The issue of decimalization can seem difficult, but in fact, we are all very familiar with it because our current system of measuring time is not decimalized. Take an hour, for example. An hour is the main unit for measuring time. To get to smaller units like a second or a minute, we need to use conversion factors of 60 and 3600. But time is not decimalized because the smaller units do not evenly divide to create decimals. Take the example of 2.5 hours. 2.5 hours is not 2 hours and 50 minutes. It is instead 2 hours and 30 minutes. Instead of looking at the decimal and seeing how many minutes are left over, I have to convert this decimal to minutes using the conversion factor. It was this complicated conversion system that the metric system also was designed to do away with.

These problems with measurement systems existed for centuries. And several reformers in early modern Europe had suggested ways to fix the issue. But it was the metric system that would finally be introduced to definitilvely deal with these issues.

The metric system was invented at the end of the 1700s in France. In the 1700s, attitudes were changing within Europe about the importance of science, mathematics, rationality, and exactitude, in a period known as the Enlightenment. The Enlightenment reshaped Europe: it changed ideas about governance, roles in society, the importance of science, and education. One of these changes also included new ideas of exactness of measures.

It would take the French Revolution, however, for these ideas to move from scientific musings into law. After the establishment of the new French Republic in 1792, the new republican government officially instituted the metric system and formalized it in the country’s legal system. There were 6 units, which included the meter (length), gram (mass), franc (currency), and liter (liquid volume). Larger or smaller amounts of these units could be created through the addition of Greek prefixes, like ‘kilo’ for 1000. These measurements, decimalizations, and their approximate value formed the basis of what would become the metric system, although only meters and (kilo)grams remain standard measurements in the metric system today.

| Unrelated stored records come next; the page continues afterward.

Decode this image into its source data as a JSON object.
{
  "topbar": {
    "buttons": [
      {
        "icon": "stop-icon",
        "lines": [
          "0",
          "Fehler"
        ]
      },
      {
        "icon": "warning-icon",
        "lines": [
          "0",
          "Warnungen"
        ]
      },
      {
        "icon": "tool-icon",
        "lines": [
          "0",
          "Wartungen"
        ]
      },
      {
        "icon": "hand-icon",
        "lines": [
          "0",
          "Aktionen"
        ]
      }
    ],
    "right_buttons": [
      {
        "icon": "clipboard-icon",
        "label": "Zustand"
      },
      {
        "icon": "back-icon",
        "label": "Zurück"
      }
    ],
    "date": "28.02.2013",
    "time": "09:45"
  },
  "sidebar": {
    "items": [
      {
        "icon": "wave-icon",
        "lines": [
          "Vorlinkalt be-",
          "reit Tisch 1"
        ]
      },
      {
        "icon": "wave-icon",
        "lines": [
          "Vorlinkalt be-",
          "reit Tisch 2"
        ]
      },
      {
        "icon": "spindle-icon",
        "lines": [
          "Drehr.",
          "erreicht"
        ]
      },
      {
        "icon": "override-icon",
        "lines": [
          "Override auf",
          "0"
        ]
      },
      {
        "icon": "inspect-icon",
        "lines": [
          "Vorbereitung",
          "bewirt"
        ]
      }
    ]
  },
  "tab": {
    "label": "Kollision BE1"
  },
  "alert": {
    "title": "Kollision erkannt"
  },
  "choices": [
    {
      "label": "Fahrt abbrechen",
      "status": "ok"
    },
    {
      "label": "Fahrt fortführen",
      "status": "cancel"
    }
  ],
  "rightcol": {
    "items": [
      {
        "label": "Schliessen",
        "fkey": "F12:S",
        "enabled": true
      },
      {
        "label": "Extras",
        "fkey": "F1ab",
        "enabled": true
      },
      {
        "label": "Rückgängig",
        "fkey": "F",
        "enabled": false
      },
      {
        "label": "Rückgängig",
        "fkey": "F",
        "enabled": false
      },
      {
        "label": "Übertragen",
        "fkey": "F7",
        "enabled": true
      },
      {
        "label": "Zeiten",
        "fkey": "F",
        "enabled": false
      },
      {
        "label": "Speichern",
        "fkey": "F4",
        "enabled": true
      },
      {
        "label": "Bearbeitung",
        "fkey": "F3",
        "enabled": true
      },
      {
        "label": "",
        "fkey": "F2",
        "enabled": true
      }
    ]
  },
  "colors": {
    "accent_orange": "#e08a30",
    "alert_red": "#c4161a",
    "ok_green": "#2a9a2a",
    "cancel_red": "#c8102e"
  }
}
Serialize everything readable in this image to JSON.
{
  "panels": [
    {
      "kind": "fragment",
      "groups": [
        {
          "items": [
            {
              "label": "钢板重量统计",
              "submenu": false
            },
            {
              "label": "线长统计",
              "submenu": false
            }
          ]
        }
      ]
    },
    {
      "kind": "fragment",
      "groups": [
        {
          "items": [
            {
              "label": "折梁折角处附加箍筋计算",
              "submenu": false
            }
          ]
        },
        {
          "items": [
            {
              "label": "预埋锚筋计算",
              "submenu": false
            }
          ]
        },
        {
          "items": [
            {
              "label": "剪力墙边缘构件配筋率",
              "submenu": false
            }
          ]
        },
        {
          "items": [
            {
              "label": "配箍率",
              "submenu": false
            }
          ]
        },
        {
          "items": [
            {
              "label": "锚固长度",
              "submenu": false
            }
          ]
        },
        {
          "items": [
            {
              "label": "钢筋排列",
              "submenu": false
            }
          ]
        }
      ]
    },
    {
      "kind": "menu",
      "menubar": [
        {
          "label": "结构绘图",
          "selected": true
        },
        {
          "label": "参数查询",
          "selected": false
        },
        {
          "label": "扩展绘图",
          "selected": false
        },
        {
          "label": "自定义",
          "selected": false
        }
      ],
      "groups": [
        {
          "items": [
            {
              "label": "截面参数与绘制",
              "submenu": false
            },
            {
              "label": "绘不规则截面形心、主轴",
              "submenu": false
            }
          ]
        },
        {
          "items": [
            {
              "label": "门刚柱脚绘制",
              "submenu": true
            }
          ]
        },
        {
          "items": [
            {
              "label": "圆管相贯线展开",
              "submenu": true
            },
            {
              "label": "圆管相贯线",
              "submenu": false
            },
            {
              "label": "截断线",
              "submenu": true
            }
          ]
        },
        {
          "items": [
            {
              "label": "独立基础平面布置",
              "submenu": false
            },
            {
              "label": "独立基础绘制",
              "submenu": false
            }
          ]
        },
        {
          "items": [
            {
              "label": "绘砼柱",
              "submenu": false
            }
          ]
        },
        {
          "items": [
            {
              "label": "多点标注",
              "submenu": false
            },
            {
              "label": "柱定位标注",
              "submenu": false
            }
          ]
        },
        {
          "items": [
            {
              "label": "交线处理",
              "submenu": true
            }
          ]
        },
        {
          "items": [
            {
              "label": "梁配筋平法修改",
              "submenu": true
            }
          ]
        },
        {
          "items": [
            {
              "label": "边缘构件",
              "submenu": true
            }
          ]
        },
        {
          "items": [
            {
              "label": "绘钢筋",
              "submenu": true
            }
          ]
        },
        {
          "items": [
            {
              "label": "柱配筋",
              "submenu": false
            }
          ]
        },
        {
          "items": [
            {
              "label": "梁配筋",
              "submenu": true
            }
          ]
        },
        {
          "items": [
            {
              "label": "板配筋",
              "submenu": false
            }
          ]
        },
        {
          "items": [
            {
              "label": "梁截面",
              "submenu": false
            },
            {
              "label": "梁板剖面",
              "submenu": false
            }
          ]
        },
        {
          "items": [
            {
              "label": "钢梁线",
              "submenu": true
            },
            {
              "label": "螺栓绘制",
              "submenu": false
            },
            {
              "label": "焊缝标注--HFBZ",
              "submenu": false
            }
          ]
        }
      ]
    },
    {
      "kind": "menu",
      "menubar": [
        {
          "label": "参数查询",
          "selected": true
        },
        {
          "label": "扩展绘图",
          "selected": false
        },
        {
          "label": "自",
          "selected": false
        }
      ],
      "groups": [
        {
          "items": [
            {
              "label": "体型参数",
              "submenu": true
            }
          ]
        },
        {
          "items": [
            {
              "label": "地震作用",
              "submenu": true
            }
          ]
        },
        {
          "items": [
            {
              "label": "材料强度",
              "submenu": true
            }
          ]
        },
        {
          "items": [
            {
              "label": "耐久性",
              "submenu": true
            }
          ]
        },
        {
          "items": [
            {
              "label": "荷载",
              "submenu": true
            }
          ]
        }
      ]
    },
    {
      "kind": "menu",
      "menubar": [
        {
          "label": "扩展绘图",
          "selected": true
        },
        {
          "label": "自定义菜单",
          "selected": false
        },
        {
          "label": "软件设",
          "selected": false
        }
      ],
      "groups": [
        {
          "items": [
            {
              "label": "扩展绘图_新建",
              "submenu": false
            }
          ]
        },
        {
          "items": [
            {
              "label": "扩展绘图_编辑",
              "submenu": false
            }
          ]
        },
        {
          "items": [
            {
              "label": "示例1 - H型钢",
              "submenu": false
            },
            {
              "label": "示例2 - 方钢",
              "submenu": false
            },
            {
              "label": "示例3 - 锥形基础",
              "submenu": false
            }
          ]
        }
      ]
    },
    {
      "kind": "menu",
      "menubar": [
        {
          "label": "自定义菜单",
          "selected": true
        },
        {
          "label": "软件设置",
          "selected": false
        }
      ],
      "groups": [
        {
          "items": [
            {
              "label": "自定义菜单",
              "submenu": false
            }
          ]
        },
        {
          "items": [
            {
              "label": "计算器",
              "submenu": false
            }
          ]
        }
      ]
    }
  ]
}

Standard versions of these measurements were provided so that cities and regions could confirm that their measurements were still conforming to the universal standard. While most of these standard meter lengths (known in French as mètre étalons) are no longer extant, in Paris, for instance, there is still one of the original meter measuring sticks.

Measurements of distance and weight were not the only suggestion of what should be decimalized during the French Revolution. The revolutionaries also sought to decimalize time. Time has many of the same problems as other early units of measurement: there are 60 seconds in one minute, 60 minutes in one hour, and 24 hours in one day. There’s no easy way to tell what fraction of a day 2000 seconds are, without doing some conversions first. Some revolutionaries suggested a similar decimalization of time: that there should be seconds, minutes, and hours that were all evenly divisible into a 10-hour day.

After the French Revolution (around 1792), the government of France also attempted to introduce a decimalized system of time. This system worked very much like how the metric system worked. Each day consisted of 10 hours; each hour consisted of 100 minutes; each minute consisted of 100 seconds. Because the length of a day is determined by external environmental factors, the length of a second had to be adjusted to fit these new conversions. A minute became around 14% shorter, while an hour then became around 2.5 times longer. Whereas the metric system remains with us today as one of the main units used across the globe, the decimalization of time, however, did not catch on.

Over the following decades, the system of measurements in France gradually became adopted elsewhere on the European continent, leading to wider universal systems of measurement and to greater commitments to the importance of having a system of weights and measures that was widely accepted.